1. A 'Grexident' isn't as inevitable as you might think
Over the past months, we've heard over and over again that once the Greeks miss an IMF payment, they're officially broke, the banks will close and an inevitable automatism will run its course. That's not how it works. IMF chief Lagarde won't instantly announce Greek bankruptcy. It would have to be formally established, which would take a few days. Even then, Lagarde still has some political wiggle room if the Greeks promise to change their ways. Greece takes its leave from the currency union against the wishes of other members and totally by mistake? In reality, the institutions aren't that powerless.

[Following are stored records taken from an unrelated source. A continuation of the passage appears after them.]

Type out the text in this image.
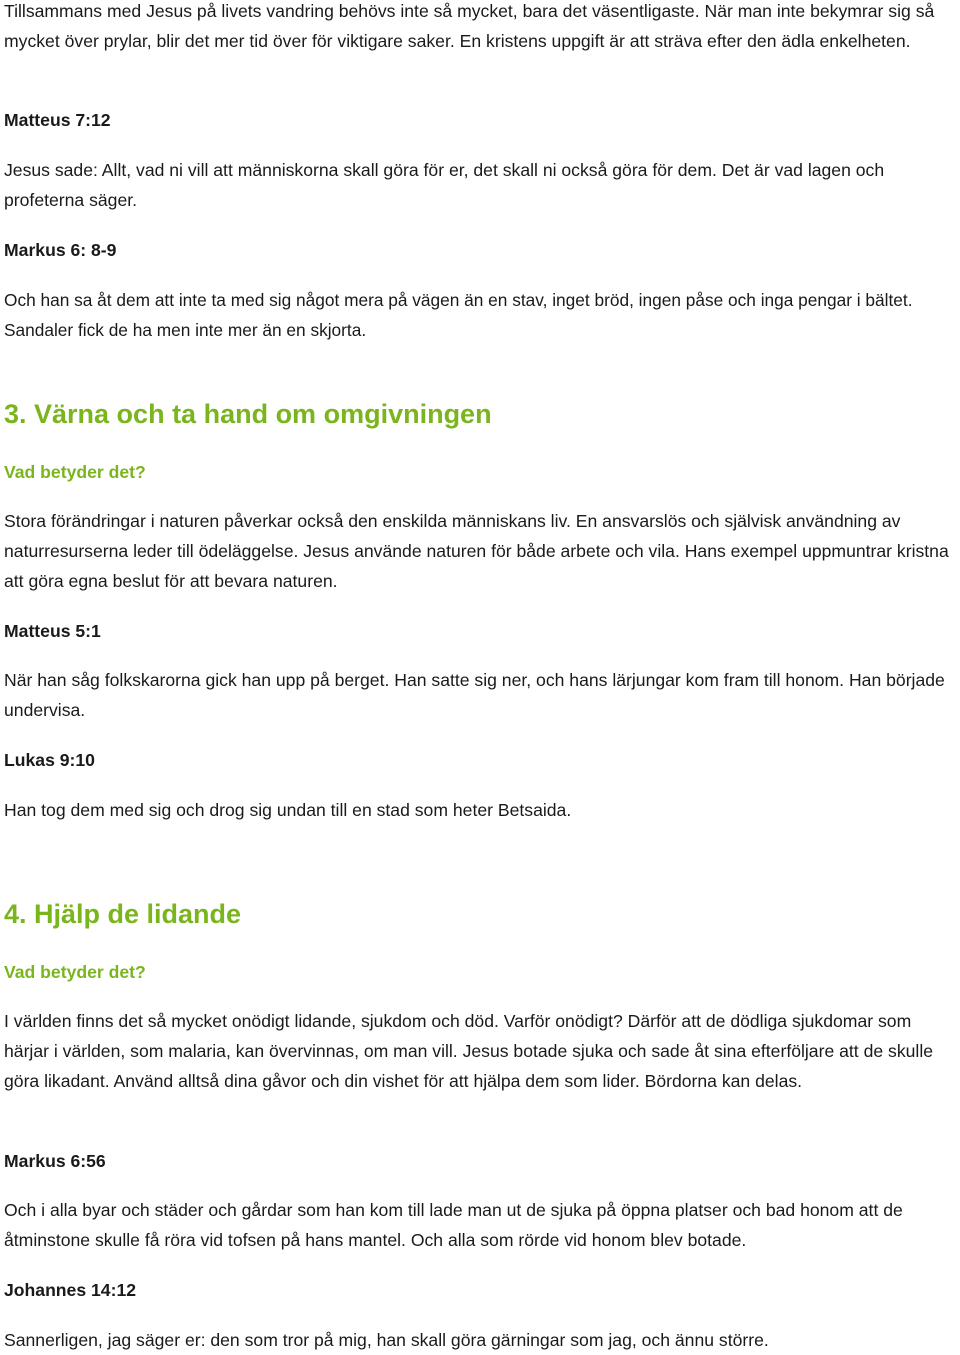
Tillsammans med Jesus på livets vandring behövs inte så mycket, bara det väsentligaste. När man inte bekymrar sig så mycket över prylar, blir det mer tid över för viktigare saker. En kristens uppgift är att sträva efter den ädla enkelheten.

Matteus 7:12

Jesus sade: Allt, vad ni vill att människorna skall göra för er, det skall ni också göra för dem. Det är vad lagen och profeterna säger.

Markus 6: 8-9

Och han sa åt dem att inte ta med sig något mera på vägen än en stav, inget bröd, ingen påse och inga pengar i bältet. Sandaler fick de ha men inte mer än en skjorta.

3. Värna och ta hand om omgivningen

Vad betyder det?

Stora förändringar i naturen påverkar också den enskilda människans liv. En ansvarslös och självisk användning av naturresurserna leder till ödeläggelse. Jesus använde naturen för både arbete och vila. Hans exempel uppmuntrar kristna att göra egna beslut för att bevara naturen.

Matteus 5:1

När han såg folkskarorna gick han upp på berget. Han satte sig ner, och hans lärjungar kom fram till honom. Han började undervisa.

Lukas 9:10

Han tog dem med sig och drog sig undan till en stad som heter Betsaida.

4. Hjälp de lidande

Vad betyder det?

I världen finns det så mycket onödigt lidande, sjukdom och död. Varför onödigt? Därför att de dödliga sjukdomar som härjar i världen, som malaria, kan övervinnas, om man vill. Jesus botade sjuka och sade åt sina efterföljare att de skulle göra likadant. Använd alltså dina gåvor och din vishet för att hjälpa dem som lider. Bördorna kan delas.

Markus 6:56

Och i alla byar och städer och gårdar som han kom till lade man ut de sjuka på öppna platser och bad honom att de åtminstone skulle få röra vid tofsen på hans mantel. Och alla som rörde vid honom blev botade.

Johannes 14:12

Sannerligen, jag säger er: den som tror på mig, han skall göra gärningar som jag, och ännu större.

2. An exit won't make the deal cheaper
The Greeks exit the currency union - and then what? Remember the frequently invoked risk of infection. Speculators could try to drive Portugal or Italy into bankruptcy. These days the EU is better prepared for such scenarios than it was just a few years ago, but no one in Brussels would rule it out completely. In any case, the European Union would have to continue to support Greece somehow even after an exit because it would lead to a complete economic collapse. No matter whether Greece is still part of the EU or not, the EU would have to help. And that is unlikely to be much cheaper than keeping the Greeks in the currency union.
3. Geopolitical nonsense
Situated in the unstable Balkans, traditionally a friend of Russia, wide-open for refugees crossing the Mediterranean - Greece is all of the above. Do the EU member states want to drive such a country into complete isolation, with incalculable geopolitical consequences? These days, the answer can be found in the words chosen by many a European politician who justifies aid for Greece not by pointing out the economy, but the geopolitical situation.
4. Tsipras finally got it
Some observers in Brussels say the ill-tempered finance ministers' meeting in Riga was the turning point. Greek Prime Minister Tsipras understood that he doesn't have any trump cards left, and accordingly swapped out his chief negotiators. It would seem that the troika is once again dealing with people who understand their job and aren't simply idealistic daydreamers.
5. A union is a union is a union
If Greece were actually to exit in the end, the currency union would no longer be a real union. It would be more like an exchange rate network, at least that's what it would look like. The incentive to create close economic and political bonds would be considerably weaker. It would be a blow to the European idea of the past decades. The EU heavyweights will do all they can to prevent that scenario from happening.